Take Jacob Herman, a senior at Hollywood High School. He spends an average of five hours a night on his computer. He even has his own Web page, complete with rsum, autobiography, and his own Stephen King fan-club site.
In fact, through a program at school, the Walt Disney Co. recently snapped him up for an internship in its online division. Generally, he works twice a week after school. But there's plenty of opportunity.
"They have been getting really busy and want me to come in as much as I can," Jacob says.
On the opposite coast, Mike Riehle, a high school senior in Raleigh, N.C., started working at nearby HAHT Software Inc. when he was 16. (His dad, who is chief financial officer, brought him on board.)

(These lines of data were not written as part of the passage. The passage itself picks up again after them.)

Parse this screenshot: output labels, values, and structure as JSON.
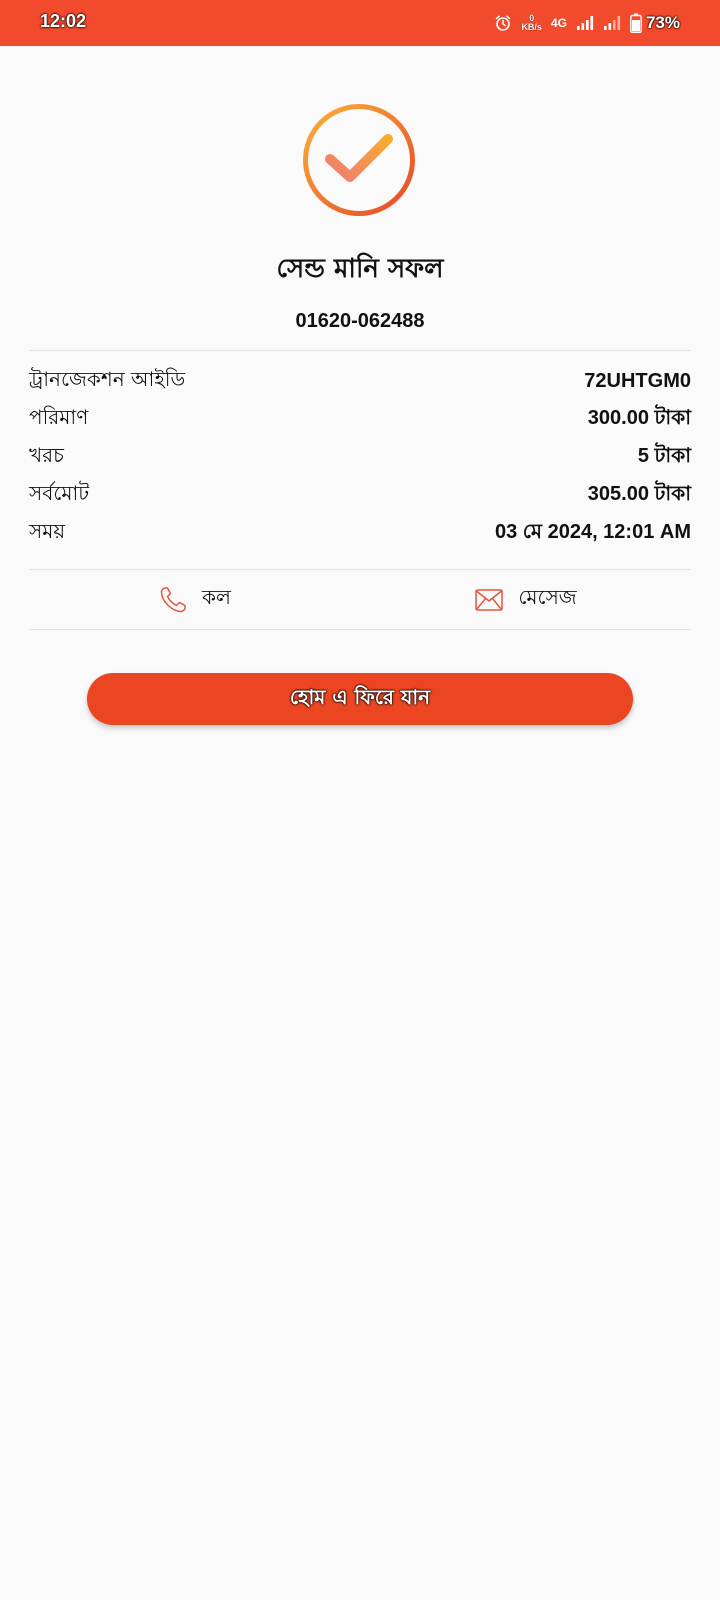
{
  "status_bar": {
    "time": "12:02",
    "data_rate_value": "0",
    "data_rate_unit": "KB/s",
    "network_type": "4G",
    "battery_percent": "73%",
    "icons": [
      "alarm-icon",
      "signal-icon",
      "signal-icon",
      "battery-icon"
    ]
  },
  "result": {
    "icon": "check-circle-icon",
    "title": "সেন্ড মানি সফল",
    "recipient_number": "01620-062488"
  },
  "details": [
    {
      "label": "ট্রানজেকশন আইডি",
      "value": "72UHTGM0"
    },
    {
      "label": "পরিমাণ",
      "value": "300.00 টাকা"
    },
    {
      "label": "খরচ",
      "value": "5 টাকা"
    },
    {
      "label": "সর্বমোট",
      "value": "305.00 টাকা"
    },
    {
      "label": "সময়",
      "value": "03 মে 2024, 12:01 AM"
    }
  ],
  "actions": {
    "call": {
      "label": "কল",
      "icon": "phone-icon"
    },
    "message": {
      "label": "মেসেজ",
      "icon": "envelope-icon"
    }
  },
  "home_button": {
    "label": "হোম এ ফিরে যান"
  },
  "colors": {
    "accent": "#f24a2c",
    "button": "#eb4521",
    "check_gradient_start": "#f9b13a",
    "check_gradient_end": "#e8462a"
  }
}
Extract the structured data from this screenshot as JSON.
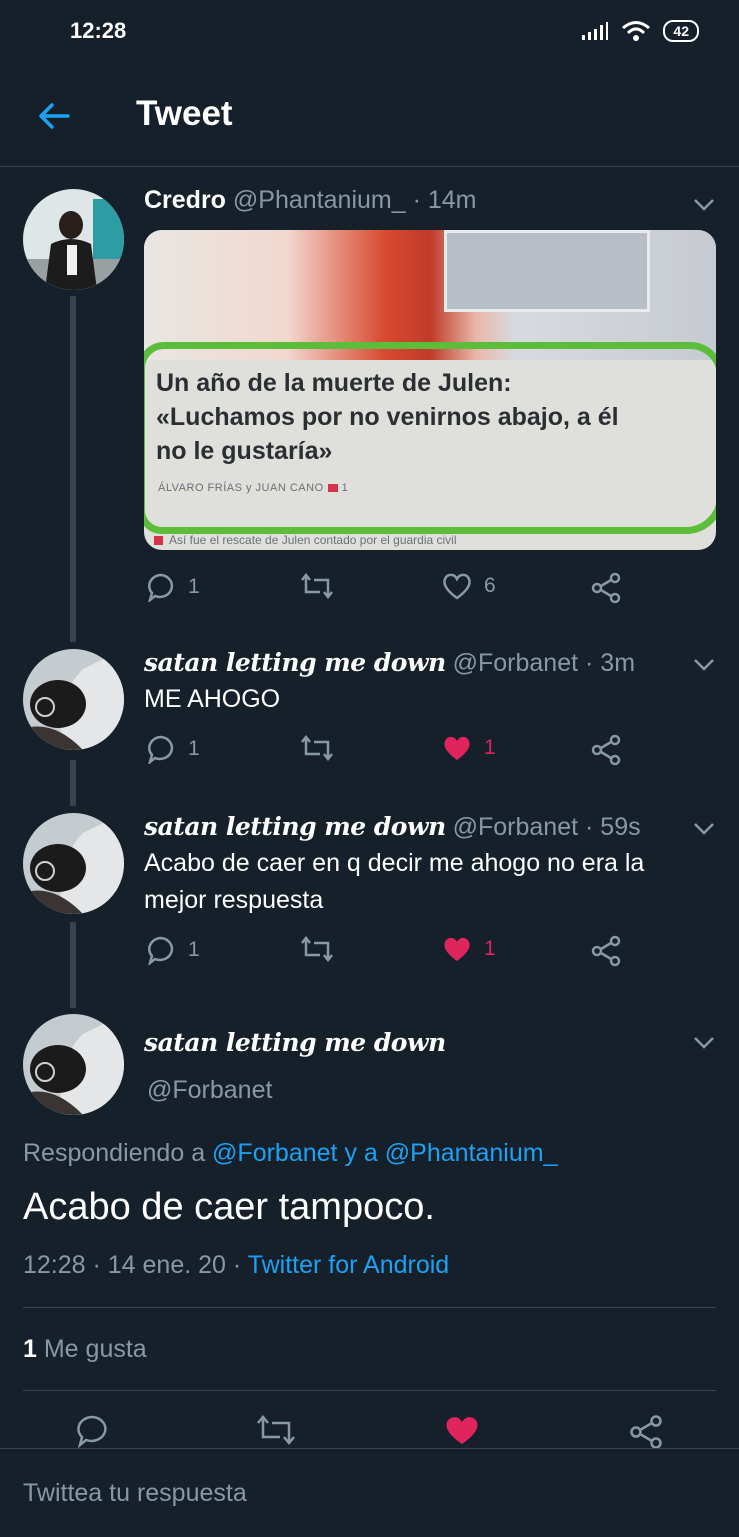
{
  "status_bar": {
    "time": "12:28",
    "battery": "42"
  },
  "header": {
    "title": "Tweet"
  },
  "thread": [
    {
      "name": "Credro",
      "handle": "@Phantanium_",
      "time": "· 14m",
      "image": {
        "headline_line1": "Un año de la muerte de Julen:",
        "headline_line2": "«Luchamos por no venirnos abajo, a él",
        "headline_line3": "no le gustaría»",
        "byline": "ÁLVARO FRÍAS y JUAN CANO",
        "byline_count": "1",
        "caption": "Así fue el rescate de Julen contado por el guardia civil"
      },
      "replies": "1",
      "likes": "6"
    },
    {
      "name": "satan letting me down",
      "handle": "@Forbanet",
      "time": "· 3m",
      "text": "ME AHOGO",
      "replies": "1",
      "likes": "1"
    },
    {
      "name": "satan letting me down",
      "handle": "@Forbanet",
      "time": "· 59s",
      "text_line1": "Acabo de caer en q decir me ahogo no era la",
      "text_line2": "mejor respuesta",
      "replies": "1",
      "likes": "1"
    }
  ],
  "main_tweet": {
    "name": "satan letting me down",
    "handle": "@Forbanet",
    "replying_prefix": "Respondiendo a",
    "replying_user1": "@Forbanet",
    "replying_mid": "y a",
    "replying_user2": "@Phantanium_",
    "text": "Acabo de caer tampoco.",
    "timestamp": "12:28 · 14 ene. 20 ·",
    "source": "Twitter for Android",
    "like_count": "1",
    "like_label": "Me gusta"
  },
  "reply_box": {
    "placeholder": "Twittea tu respuesta"
  },
  "colors": {
    "background": "#15202b",
    "accent": "#1da1f2",
    "like": "#e0245e",
    "muted": "#8899a6"
  }
}
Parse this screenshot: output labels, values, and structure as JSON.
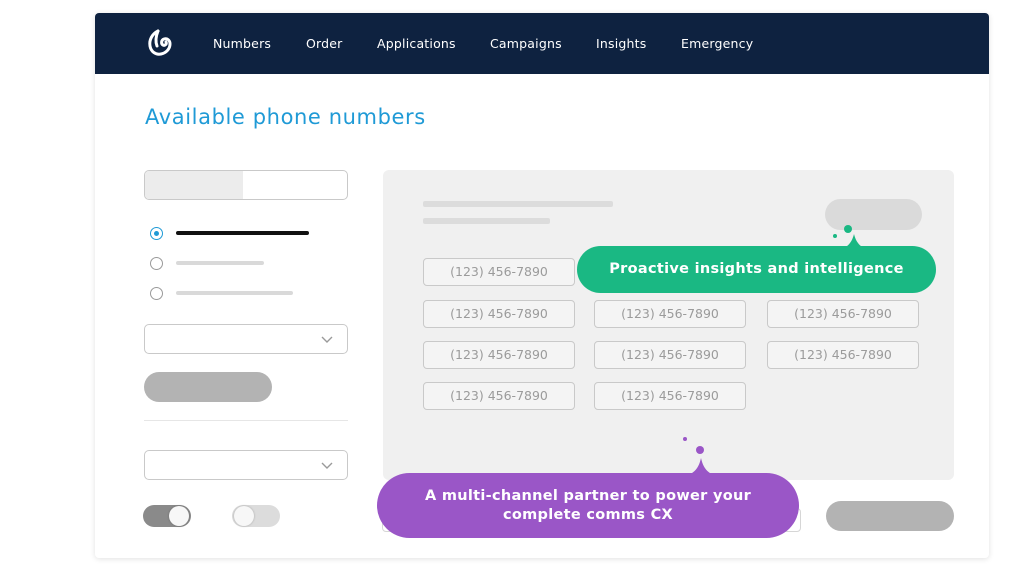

This summer, he landed a job (through his high school) at GTE Government Systems in Research Triangle Park doing computer programming and designing internal Web pages. The pay wasn't bad: $11 an hour. Multiply that times a 40-plus-hour work week and that's hardly spare change.
Even he couldn't believe it. "I gave the [recruiter] a stunned look of disbelief when she offered me [that much]," Riehle says. "She said, 'If that's not enough we could always go higher.' "
Starting pay above $10 an hour is not uncommon, according to industry sources.
Ken Patton, dean of career education at Glendale Community College in Glendale, Calif., estimates that a technical apprenticeship at one of the top entertainment studios in Los Angeles can pay $60,000 a year.
"These companies don't pay by age, they pay by talent," says Mr. Patton, who sees a constant flow of students into technical jobs before they graduate.
At the same time, more companies are zeroing in on community colleges for recruits. Motorola Inc. of Schaumburg, Ill., plans to start looking there this fall.
"We are hurting where every other company is hurting - in software engineering," says Christine Virgen, manager of strategic university relations at Motorola. This year it plans to hire 700 new software engineers, she says. But some of those positions may go unfilled.
Most high school career counselors say recruiters aren't exactly hanging out in the hallways. Many of the jobs students land come from their own contacts.
At the same time, with career opportunities increasing and the pipeline of people going into technical fields shrinking, more businesses are recruiting indirectly by providing mentoring programs and in-school training, and by sponsoring technical competitions.
Recruiters on the prowl
Motorola, for example, sponsors an annual robotics competition called FIRST (For Inspiration and Recognition of Science and Technology).
"It's no secret that companies like Motorola are in hot competition for men and women in the fields of math and science," says company spokesman David Rudd. "So we're involved for a very practical reason - to prepare the future work force."
Still, the more companies see teens' work, the hungrier they get for their talent. And that worries educators and career counselors who foresee more students opting to skip college - or worse yet, dropping out of high school.
Recruiting teenagers "is a very short-term solution to a much wider, bigger problem," says Mr. Shukla of the Los Angeles Regional Technology Alliance.
"Teenagers have to understand that education and their competitive job skills are their own responsibility, and they have to make sure they are current," adds Patton at Glendale Community College.
The key is for companies to think longer term.
"As the job market intensifies, [companies] will go to any length to find people. [Teenagers] are a good source," says Megan Spence, a recruiting manager with Seattle-based AXC Interactive Solutions, which has not hired high-schoolers. "But I would hope it is done with ethics, morals, and a plan in place."